Cytochalasin B is a drug that attaches to the barbed end of F-actin
and inhibits F-actin growth. This drug has several effects on
Paramecium, e.g., it inhibits digestive vacuole release and it
prevents the retrieval of spent vacuole membrane from the cytoproct
resulting in open cytoprocts. In thin sections large clumps of
amorphous material appear around the DV-I and these clumps are covered
by a layer of discoidal vesicles.
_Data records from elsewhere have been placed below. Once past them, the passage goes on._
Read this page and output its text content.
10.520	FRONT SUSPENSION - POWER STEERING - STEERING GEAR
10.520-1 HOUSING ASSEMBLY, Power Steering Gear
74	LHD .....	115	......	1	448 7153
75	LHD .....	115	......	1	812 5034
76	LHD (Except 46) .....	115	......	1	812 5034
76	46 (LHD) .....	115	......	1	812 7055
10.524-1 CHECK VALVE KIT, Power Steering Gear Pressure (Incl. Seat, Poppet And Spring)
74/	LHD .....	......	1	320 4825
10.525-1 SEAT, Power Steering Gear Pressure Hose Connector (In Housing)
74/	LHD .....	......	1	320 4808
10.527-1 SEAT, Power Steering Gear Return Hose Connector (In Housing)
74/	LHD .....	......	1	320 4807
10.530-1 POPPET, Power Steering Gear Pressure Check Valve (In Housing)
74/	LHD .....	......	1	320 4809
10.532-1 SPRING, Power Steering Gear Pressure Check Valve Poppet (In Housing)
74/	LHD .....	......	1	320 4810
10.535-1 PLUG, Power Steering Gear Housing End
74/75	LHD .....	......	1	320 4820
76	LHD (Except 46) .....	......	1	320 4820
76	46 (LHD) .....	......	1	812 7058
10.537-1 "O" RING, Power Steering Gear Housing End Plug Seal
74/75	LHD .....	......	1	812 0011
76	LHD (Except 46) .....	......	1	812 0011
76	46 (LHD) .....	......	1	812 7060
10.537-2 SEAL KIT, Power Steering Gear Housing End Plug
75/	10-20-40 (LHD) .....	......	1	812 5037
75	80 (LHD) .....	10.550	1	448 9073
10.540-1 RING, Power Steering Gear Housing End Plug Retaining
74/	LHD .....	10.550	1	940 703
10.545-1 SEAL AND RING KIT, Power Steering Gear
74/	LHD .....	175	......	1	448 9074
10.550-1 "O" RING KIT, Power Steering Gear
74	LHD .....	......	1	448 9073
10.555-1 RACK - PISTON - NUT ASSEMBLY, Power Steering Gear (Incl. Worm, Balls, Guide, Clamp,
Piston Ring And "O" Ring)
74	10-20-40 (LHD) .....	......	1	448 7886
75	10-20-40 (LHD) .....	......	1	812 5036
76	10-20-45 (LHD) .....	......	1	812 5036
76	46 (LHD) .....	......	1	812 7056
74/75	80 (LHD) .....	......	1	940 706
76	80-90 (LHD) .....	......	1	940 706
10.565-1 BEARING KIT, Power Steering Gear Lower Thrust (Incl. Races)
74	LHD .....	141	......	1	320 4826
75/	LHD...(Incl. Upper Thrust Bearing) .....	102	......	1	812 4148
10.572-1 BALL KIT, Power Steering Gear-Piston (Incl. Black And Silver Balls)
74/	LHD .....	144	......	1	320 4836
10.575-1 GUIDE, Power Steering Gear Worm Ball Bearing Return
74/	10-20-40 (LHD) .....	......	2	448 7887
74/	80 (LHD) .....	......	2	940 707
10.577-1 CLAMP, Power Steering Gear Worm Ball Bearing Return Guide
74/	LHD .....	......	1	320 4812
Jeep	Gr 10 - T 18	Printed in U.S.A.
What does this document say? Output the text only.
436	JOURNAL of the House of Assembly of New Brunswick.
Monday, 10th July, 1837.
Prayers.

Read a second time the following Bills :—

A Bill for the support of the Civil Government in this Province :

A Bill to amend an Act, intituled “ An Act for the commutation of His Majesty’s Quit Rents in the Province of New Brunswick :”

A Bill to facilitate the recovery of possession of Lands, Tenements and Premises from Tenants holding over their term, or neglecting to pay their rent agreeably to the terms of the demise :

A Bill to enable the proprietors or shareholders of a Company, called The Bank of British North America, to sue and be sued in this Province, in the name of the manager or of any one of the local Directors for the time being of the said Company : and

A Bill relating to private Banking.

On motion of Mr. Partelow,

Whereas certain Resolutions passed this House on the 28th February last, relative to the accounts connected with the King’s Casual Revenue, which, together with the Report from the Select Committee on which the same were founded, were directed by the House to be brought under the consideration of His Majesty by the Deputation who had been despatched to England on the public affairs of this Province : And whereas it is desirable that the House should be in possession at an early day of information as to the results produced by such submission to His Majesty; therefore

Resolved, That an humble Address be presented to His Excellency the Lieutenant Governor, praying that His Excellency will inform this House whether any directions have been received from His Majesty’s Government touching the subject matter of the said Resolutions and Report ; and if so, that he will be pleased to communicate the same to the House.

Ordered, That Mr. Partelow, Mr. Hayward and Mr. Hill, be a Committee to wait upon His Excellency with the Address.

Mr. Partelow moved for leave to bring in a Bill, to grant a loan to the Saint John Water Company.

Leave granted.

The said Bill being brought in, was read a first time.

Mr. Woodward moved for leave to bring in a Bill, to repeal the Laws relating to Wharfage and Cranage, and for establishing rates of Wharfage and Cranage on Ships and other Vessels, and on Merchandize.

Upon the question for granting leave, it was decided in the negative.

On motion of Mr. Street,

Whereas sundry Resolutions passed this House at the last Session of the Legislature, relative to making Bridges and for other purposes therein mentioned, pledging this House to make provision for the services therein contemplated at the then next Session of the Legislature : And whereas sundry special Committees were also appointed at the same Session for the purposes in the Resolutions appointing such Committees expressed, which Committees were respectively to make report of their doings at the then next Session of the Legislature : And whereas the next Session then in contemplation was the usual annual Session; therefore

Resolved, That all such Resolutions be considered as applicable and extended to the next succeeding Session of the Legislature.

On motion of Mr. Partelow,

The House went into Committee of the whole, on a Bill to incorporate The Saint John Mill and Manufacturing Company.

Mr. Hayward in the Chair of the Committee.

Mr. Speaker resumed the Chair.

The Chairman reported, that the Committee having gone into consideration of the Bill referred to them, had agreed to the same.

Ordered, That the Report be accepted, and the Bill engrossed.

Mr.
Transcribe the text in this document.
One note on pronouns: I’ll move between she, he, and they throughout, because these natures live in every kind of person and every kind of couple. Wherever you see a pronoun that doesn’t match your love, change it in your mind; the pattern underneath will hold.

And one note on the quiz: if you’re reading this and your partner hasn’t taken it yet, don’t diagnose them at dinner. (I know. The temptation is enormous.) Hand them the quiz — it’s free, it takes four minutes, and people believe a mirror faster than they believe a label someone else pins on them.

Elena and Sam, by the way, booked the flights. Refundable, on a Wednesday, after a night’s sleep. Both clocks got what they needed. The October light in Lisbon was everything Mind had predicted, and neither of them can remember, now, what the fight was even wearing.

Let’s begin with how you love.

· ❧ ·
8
Presumably membrane receptors that
bind actin to the DV-I membrane are present in the discoidal vesicles
and these receptors will bind to G-actin or partially polymerized
F-actin even without its complete polymerization into normal F-actin
filaments. However, without normal F-actin association with discoidal
vesicle-derived DV-I membrane the phagosome will not be removed in a
timely fashion from the cytopharynx and the acidosomes will be slow to
fuse, if they fuse at all, with the DV-I so that only 10% of the
vacuoles that do form will become acid and these will only become
mildly acid (~6.0 pH instead of ~3.0 pH as in vacuoles of control
cells; see Allen and Fok, J. Cell Biol. 97:566-570, 1983). EM taken on
10/14/81 by R. Allen with Hitachi HU11A TEM. Neg. 10,000X. Bar =
0.5µm. Published in Eur. J. Cell Biol. 37:35-43, 1985.